- Screenshot of SeaTools for Windows 1.4.0.2. It has detected three hard disk drives, one of them (the second) is a Seagate Technology model for which it is designed. Three tests have been run on disks. In order: S.M.A.R.T test, short self-test, short generic test.
- Developer: Seagate Technology
- Initial release: January 30, 2007; 19 years ago
- Stable release: DOS: 2.23 (December 31, 2010; 15 years ago); Windows: 5.2.5 (January 8, 2026; 4 months ago);
- Operating system: DOS Microsoft Windows
- Platform: .NET Framework
- Available in: English, Chinese, French, Italian, German, Japanese, Portuguese, Spanish, Russian
- License: Freeware
- Website: www.seagate.com/support/downloads/seatools/

= SeaTools =

Software for hard disk diagnostic

SeaTools is a computer hard disk analysis software developed and released by Seagate Technology. It exists as a version for DOS (bundled in a bootable medium with FreeDOS) and Microsoft Windows. It can perform short and long drive self-tests and read/write tests, extract S.M.A.R.T. indicators and drive information, and perform advanced tests. It was created by Seagate in response to the fact that more than one third of all drives sent in for repair were actually not defective at all, thus creating unnecessary costs for retailers and the company by having to ship and analyze such disks.

==SeaTools for DOS==
SeaTools for DOS comes in a package with the FreeDOS operating system.
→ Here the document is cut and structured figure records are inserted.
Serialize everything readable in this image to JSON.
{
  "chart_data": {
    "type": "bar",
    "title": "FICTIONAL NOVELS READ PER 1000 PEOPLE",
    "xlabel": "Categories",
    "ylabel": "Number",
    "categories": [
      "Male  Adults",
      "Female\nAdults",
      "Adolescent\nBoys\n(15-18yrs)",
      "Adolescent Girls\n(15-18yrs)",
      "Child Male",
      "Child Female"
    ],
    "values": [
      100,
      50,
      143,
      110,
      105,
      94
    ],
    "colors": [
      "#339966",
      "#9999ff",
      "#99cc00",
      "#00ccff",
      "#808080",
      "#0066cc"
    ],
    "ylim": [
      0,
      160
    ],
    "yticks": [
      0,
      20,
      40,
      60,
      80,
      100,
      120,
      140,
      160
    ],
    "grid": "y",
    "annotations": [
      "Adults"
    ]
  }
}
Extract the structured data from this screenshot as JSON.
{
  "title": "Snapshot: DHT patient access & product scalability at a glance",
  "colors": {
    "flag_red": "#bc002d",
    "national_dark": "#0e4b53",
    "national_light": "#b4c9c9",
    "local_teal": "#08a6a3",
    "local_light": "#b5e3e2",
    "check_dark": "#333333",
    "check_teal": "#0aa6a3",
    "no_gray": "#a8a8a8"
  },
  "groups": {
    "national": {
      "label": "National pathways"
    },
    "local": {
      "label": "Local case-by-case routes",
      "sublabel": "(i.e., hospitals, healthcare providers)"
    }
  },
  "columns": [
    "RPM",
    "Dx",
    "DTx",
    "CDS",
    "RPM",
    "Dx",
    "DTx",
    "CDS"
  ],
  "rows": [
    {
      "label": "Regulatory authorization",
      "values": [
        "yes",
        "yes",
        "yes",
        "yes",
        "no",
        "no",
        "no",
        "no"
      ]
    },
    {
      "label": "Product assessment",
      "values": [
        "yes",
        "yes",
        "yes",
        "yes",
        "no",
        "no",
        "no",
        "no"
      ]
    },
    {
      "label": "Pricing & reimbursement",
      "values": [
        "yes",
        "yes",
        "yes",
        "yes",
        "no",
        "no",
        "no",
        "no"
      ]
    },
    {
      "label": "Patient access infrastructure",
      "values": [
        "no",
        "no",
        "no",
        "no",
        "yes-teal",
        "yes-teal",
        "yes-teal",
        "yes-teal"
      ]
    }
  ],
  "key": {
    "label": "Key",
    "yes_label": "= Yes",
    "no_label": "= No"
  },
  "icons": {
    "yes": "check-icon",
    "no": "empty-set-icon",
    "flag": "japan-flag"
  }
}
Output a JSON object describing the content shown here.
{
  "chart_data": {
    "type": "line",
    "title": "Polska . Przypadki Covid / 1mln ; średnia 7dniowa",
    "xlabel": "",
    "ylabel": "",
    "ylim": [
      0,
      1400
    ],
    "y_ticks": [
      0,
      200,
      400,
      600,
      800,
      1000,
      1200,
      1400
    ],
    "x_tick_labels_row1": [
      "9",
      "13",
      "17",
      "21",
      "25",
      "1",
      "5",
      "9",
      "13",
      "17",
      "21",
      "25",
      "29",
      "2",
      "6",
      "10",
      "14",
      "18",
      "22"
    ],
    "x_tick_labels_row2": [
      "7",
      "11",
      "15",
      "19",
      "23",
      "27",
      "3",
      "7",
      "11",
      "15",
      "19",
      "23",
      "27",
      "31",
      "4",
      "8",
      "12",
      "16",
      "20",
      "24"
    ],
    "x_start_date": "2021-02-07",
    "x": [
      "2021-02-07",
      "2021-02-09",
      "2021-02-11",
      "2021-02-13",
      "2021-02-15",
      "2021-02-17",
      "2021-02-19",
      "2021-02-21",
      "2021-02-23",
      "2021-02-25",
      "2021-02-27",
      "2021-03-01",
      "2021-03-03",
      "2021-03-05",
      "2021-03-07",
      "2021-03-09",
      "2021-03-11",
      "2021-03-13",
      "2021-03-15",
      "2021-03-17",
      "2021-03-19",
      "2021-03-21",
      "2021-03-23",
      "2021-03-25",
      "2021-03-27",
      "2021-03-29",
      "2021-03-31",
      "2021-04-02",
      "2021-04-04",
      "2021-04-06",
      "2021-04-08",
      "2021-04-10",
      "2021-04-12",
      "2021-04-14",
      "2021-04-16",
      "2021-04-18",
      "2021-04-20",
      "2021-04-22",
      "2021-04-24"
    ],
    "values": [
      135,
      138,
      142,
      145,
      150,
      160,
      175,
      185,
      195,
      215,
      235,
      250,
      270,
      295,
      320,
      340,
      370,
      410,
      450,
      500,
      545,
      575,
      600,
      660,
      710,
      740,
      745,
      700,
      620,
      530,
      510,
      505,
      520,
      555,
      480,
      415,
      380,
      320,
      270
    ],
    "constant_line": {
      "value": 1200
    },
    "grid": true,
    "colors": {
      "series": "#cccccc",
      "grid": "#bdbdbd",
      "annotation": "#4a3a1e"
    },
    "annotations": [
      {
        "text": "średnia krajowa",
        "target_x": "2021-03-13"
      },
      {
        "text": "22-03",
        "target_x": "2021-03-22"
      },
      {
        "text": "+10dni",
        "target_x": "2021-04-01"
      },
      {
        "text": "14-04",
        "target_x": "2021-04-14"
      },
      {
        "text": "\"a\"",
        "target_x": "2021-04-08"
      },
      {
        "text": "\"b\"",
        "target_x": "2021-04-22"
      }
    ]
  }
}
It can be downloaded as a bootable ISO image from the Seagate website.

==SeaTools for Windows==
The Windows version of SeaTools supports any hard disk regardless of manufacturer. It supports analysis for disks connected via PATA/SATA, USB, IEEE 1394, SAS and SCSI.

==SeaTools Enterprise==
The enterprise edition is still provided as a legacy version for Seagate hard disks only. It supports only SCSI or Fibre Channel drives and is designed for use with servers and workstations by supporting tests of multiple drives simultaneously as well as sequentially.